Lanciai a Edward un’occhiata piena di terrore. Malgrado il suo atteggiamento di palese cortesia, non credevo che Aro attendesse una risposta. Ero spaventatissima all’idea di permettergli di toccarmi, eppure mi sentivo perversamente attratta dalla possibilità di sfiorare la sua pelle strana.
Edward mi fece un cenno di incoraggiamento forse perché era certo che Aro non mi avrebbe fatto del male, oppure perché non avevo scelta.
Mi avvicinai ad Aro e alzai la mano lentamente di fronte a me. Tremava.
Lui mi si fece accanto, con un’espressione che voleva essere rassicurante, ma i suoi lineamenti fragili erano troppo strani, alieni e spaventosi, per tranquillizzarmi. Lo sguardo nei suoi occhi era molto più sicuro di sé rispetto alle sue parole.

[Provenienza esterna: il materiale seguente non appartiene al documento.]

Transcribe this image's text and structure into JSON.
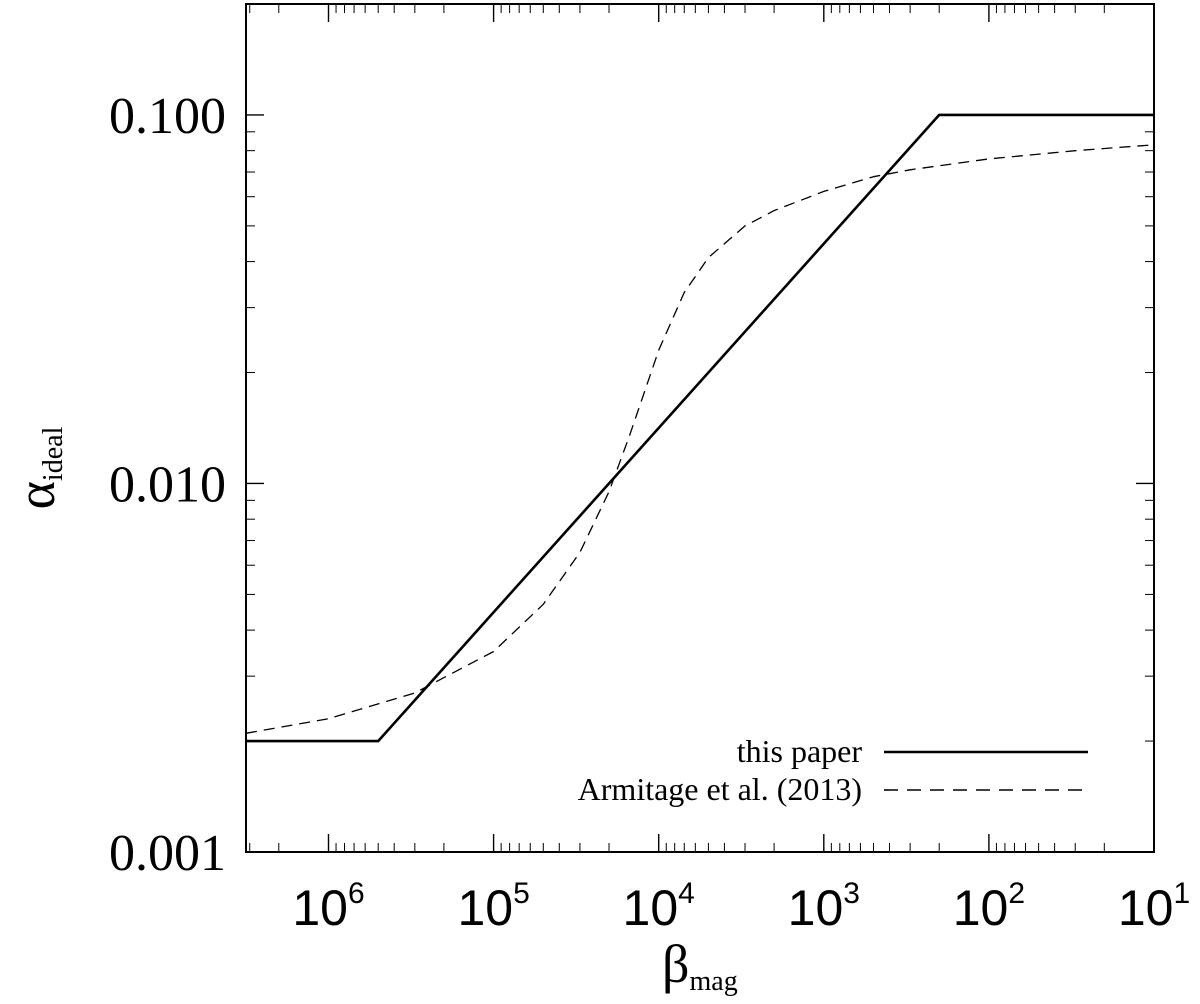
{
  "chart_data": {
    "type": "line",
    "x_scale": "log",
    "x_reversed": true,
    "y_scale": "log",
    "xlim": [
      3160000.0,
      10
    ],
    "ylim": [
      0.001,
      0.2
    ],
    "xlabel": {
      "main": "β",
      "sub": "mag"
    },
    "ylabel": {
      "main": "α",
      "sub": "ideal"
    },
    "x_ticks": [
      {
        "base": "10",
        "exp": "6",
        "value": 1000000
      },
      {
        "base": "10",
        "exp": "5",
        "value": 100000
      },
      {
        "base": "10",
        "exp": "4",
        "value": 10000
      },
      {
        "base": "10",
        "exp": "3",
        "value": 1000
      },
      {
        "base": "10",
        "exp": "2",
        "value": 100
      },
      {
        "base": "10",
        "exp": "1",
        "value": 10
      }
    ],
    "y_ticks": [
      {
        "label": "0.100",
        "value": 0.1
      },
      {
        "label": "0.010",
        "value": 0.01
      },
      {
        "label": "0.001",
        "value": 0.001
      }
    ],
    "legend_position": "bottom-right",
    "series": [
      {
        "name": "this paper",
        "style": "solid",
        "x": [
          3160000.0,
          500000,
          200,
          10
        ],
        "y": [
          0.002,
          0.002,
          0.1,
          0.1
        ]
      },
      {
        "name": "Armitage et al. (2013)",
        "style": "dashed",
        "x": [
          3160000.0,
          1000000,
          300000,
          100000,
          50000,
          30000,
          20000,
          15000,
          10000,
          7000,
          5000,
          3000,
          2000,
          1000,
          500,
          300,
          100,
          30,
          10
        ],
        "y": [
          0.0021,
          0.0023,
          0.0027,
          0.0035,
          0.0047,
          0.0065,
          0.0095,
          0.0135,
          0.023,
          0.033,
          0.041,
          0.05,
          0.055,
          0.062,
          0.068,
          0.071,
          0.076,
          0.08,
          0.083
        ]
      }
    ]
  }
}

Allungò una mano e mi sfiorò con la sua pelle dalla consistenza invisibile. Era dura, ma anche friabile—più che al granito, somigliava all’argilla—e molto più fredda di quanto mi aspettassi.
Mi fissò con i suoi occhi sbiaditi e fu impossibile guardare altrove. Erano ipnotici, strani e inquietanti.
L’espressione di Aro cambiò a poco a poco. La fiducia cedette il passo prima al dubbio, poi all’incredulità e infine ricomparve una maschera amichevole.
«Davvero interessante», disse lasciandomi la mano per allontanarsi.
Lanciai un’altra occhiata a Edward che, malgrado l’espressione impassibile, sembrava compiaciuto.
Aro meditava pensieroso. Per un istante rimase in silenzio, mentre ci osservava. All’improvviso, scosse il capo.
«Non è mai accaduto», disse tra sé. «Che sia immune ai nostri poteri? Jane... cara?».